Greenpeace UK plastics campaigner Chris Thorne called on the Government to “turn off the plastic tap”.

“This is a jaw-dropping amount of plastic waste and should give ministers pause for thought,” he said.

“Pretending we can sort this with recycling is just industry greenwash.”

He added: “We’re creating a hundred billion bits of waste plastic a year, and recycling is hardly making a dent. What else do the Government need to know before they act?”

As well as steep cuts in single-use plastic, Greenpeace and Everyday Plastic want to see a ban on plastic waste exports, a deposit return scheme on drinks containers, and a moratorium on new incineration capacity.

According to trade association Plastics Europe, the world economy produces more than 350 million tonnes of plastic each year – more than the total mass of all mammals on Earth.

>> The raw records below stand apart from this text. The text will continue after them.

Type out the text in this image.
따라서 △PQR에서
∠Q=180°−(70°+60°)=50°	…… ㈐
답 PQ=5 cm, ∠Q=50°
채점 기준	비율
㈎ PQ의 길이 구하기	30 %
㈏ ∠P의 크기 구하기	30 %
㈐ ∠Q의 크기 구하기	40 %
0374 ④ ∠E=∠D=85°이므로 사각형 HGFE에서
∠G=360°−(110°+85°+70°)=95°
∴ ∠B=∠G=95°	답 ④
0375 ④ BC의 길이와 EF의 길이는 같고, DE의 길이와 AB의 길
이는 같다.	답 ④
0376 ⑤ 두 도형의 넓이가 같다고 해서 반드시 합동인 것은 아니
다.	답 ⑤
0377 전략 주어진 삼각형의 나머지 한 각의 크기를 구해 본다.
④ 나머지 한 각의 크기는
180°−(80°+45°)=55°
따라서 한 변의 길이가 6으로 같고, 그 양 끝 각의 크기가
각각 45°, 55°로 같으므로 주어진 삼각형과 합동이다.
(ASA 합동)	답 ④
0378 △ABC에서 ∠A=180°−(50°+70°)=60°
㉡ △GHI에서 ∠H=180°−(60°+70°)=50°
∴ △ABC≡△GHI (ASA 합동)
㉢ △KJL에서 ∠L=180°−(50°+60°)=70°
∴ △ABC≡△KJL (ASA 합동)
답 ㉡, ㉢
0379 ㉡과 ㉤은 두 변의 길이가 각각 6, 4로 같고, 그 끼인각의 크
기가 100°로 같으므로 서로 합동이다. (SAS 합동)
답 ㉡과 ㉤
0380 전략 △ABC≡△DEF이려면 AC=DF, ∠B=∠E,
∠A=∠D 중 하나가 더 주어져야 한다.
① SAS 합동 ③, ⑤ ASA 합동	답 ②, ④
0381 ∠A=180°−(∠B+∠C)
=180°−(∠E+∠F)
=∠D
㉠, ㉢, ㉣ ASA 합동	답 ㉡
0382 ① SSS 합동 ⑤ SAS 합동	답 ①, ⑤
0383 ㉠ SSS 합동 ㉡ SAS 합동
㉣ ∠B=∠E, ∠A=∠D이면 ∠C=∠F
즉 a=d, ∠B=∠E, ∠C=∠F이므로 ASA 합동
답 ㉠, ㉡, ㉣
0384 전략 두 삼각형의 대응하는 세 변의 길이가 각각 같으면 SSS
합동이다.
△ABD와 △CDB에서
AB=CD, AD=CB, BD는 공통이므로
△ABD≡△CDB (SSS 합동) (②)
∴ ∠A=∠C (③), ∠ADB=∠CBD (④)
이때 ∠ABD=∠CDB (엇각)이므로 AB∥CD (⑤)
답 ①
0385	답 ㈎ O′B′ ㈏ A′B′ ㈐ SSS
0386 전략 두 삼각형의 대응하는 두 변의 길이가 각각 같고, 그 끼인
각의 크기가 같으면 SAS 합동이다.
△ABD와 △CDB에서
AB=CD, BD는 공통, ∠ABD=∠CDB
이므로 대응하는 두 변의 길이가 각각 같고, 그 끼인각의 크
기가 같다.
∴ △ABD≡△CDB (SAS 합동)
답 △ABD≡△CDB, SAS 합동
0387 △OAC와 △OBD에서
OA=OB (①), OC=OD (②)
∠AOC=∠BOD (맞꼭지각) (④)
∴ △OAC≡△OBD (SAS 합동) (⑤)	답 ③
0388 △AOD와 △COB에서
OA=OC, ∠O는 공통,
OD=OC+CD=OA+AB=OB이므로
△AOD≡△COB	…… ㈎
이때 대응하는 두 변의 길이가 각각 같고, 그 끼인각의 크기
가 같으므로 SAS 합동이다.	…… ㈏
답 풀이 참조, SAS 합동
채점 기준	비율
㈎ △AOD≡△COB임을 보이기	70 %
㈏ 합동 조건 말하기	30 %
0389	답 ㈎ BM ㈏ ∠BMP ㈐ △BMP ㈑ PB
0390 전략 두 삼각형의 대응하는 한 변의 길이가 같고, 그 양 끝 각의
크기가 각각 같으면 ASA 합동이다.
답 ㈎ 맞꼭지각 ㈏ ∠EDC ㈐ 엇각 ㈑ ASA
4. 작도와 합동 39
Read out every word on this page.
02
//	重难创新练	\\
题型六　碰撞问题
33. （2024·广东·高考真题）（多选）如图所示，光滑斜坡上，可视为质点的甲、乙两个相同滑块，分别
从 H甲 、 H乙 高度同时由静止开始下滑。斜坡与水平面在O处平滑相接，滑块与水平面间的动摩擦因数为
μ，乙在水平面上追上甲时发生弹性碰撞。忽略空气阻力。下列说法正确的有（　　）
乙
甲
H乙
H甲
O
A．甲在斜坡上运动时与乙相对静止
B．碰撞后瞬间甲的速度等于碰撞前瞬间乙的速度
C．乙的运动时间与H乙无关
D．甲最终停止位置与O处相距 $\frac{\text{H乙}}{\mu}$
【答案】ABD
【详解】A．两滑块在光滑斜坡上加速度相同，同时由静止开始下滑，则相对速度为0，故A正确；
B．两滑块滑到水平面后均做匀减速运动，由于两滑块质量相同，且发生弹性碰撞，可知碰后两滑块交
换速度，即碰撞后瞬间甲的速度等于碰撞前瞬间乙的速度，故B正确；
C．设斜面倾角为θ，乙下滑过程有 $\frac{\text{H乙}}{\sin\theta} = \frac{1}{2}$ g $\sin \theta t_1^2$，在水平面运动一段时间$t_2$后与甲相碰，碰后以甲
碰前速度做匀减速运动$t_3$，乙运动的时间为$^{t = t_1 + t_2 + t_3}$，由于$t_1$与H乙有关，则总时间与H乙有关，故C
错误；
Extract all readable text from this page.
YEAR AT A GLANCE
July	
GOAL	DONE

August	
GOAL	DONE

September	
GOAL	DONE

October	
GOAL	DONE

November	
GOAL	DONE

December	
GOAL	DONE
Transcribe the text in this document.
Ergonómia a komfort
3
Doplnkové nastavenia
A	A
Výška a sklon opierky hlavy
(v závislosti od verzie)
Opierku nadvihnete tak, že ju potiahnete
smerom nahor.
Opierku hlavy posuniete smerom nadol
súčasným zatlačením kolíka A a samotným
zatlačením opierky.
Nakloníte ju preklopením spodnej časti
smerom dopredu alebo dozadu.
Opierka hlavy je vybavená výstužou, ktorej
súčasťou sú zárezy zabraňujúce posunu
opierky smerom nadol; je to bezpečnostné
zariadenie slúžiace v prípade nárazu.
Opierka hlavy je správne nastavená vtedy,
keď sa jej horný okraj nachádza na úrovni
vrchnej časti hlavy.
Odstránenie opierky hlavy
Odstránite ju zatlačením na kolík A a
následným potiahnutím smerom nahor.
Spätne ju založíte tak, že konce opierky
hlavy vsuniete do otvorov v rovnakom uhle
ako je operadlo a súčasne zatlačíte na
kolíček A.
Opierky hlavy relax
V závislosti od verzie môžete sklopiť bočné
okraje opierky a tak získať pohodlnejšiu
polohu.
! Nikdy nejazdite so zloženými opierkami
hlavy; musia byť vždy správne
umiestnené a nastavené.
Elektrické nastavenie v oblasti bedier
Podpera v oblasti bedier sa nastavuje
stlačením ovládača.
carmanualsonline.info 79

A spokeswoman for the Department for Environment, Food and Rural Affairs said: “We are going further to tackle single-use plastics through our landmark Environment Act.

“We have restricted the supply of plastic straws and cotton buds, banned the supply of plastic drinks stirrers and are finalising proposals to introduce a deposit return scheme which would capture plastic bottles.

“Packaging producers will be expected to cover the cost of recycling and disposing of their packaging through the introduction of extended producer responsibility, and this year we introduced a world-leading plastic tax to help tackle plastic waste.”